Figure 9: Rotating around the vertical
axis with the Lambert projection

Other distributions

Let’s take a look at some other distributions to see how the naïve method compares to the Lambert projection. First, we examine a uniform distribution. In figure 10, where the \(z\) coordinate has been discarded, we can see that it really doesn’t appear to be uniform. If the distribution really is uniform then we would expect our plot to reflect this, instead it’s quite dark in the middle and fades gradually to quite light near the edges (I’ve used 50 bins here as it gives better contrast, making this more obvious). Compare this to the Lambert projection in figure 11. Despite a bit of noise, it really is very constant across the circle, as we expect it should be for a uniform distribution.

Figure 10: A uniform distribution,
discarding the z coordinate

Figure 11: A uniform distribution,
using the Lambert projection

Next is a tricky one, it has bunchings of points near the poles. I think this case is a bit less clear that the Lambert projection gives an advantage, but look closely. The simple method (figure 12) clearly does show the strong hotspots at the poles but fails to show the spread around them. This is much clearer using Lambert (figure 13). In addition the simple method still gives a fade out around the edges of the circle. This distribution should be fairly constant around the equator which it is with Lambert.
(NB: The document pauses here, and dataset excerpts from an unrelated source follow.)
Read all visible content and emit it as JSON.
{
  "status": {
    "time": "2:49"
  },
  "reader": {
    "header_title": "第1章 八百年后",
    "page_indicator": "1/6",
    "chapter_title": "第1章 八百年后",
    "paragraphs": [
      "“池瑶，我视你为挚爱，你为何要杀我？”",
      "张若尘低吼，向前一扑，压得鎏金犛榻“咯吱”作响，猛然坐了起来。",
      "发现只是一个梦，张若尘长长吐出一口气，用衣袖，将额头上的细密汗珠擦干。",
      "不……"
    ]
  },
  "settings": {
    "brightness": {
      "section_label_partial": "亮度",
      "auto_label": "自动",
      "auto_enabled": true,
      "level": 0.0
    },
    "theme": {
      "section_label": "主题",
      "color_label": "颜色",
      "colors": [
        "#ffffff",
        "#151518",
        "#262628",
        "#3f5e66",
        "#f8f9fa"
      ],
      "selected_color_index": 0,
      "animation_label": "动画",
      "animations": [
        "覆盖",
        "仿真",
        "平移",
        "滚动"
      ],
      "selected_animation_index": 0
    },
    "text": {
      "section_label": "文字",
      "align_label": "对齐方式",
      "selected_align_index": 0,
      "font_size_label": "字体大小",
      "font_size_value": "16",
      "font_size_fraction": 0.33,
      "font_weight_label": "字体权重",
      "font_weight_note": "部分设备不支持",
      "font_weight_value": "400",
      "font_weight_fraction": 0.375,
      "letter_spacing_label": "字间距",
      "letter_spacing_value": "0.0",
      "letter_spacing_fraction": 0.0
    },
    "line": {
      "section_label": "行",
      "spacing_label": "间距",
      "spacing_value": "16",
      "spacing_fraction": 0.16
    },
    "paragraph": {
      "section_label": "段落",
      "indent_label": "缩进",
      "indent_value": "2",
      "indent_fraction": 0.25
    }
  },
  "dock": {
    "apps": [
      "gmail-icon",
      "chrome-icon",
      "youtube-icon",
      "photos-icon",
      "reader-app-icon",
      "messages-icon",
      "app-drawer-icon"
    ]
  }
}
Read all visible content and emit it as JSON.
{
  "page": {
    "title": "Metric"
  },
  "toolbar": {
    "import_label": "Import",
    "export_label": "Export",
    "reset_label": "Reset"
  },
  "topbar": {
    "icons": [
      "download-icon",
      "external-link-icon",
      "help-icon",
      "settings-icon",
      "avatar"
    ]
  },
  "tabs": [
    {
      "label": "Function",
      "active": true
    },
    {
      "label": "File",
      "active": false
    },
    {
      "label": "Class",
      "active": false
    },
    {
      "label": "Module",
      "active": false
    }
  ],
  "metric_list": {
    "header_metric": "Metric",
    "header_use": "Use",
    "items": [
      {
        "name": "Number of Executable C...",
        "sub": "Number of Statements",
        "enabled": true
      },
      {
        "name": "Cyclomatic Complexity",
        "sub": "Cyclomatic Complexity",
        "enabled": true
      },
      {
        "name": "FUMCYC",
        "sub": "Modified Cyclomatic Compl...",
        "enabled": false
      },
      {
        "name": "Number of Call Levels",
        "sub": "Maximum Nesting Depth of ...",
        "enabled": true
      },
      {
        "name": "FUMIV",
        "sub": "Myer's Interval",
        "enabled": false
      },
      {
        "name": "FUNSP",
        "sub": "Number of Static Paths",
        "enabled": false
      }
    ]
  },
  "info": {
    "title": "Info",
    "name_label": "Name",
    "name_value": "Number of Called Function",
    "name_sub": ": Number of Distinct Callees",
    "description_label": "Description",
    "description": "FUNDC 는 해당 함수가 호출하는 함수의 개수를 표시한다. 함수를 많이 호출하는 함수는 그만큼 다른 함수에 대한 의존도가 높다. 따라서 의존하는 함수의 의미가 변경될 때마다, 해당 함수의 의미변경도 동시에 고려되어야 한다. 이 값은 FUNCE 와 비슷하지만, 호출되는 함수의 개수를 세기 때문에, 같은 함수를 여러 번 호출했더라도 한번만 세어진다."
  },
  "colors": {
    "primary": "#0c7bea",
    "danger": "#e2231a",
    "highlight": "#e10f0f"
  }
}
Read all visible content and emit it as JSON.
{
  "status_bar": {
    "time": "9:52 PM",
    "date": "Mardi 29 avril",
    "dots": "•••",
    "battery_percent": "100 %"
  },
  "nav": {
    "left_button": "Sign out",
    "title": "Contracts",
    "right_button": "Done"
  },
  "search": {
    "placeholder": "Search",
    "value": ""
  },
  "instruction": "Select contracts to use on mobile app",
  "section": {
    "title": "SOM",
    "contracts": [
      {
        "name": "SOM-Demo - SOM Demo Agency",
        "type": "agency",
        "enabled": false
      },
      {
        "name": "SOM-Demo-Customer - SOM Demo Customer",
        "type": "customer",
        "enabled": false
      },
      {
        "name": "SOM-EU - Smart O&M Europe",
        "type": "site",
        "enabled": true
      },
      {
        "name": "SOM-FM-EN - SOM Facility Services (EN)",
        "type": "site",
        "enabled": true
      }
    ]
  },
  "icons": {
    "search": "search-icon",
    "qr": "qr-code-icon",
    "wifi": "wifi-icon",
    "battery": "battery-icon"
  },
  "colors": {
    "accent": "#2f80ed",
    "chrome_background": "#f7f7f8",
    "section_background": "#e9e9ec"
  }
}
Figure 12: Another distribution,
discarding the z coordinate

Figure 13: Another distribution,
using the Lambert projection

Conclusion

Hopefully I’ve demonstrated that the Lambert projection is a useful way of visualising points on a sphere but to finish I would like to stress that this is only one way of doing things. For one, there are many other projections. I like the Lambert projection because it has a simple form and conserves area but maybe a different projection is more appropriate for your purposes. Maybe no projection at all is the most appropriate. Always keep in mind what you’re trying to get from the data – don’t use a projection just because you can if doing so obscures understanding.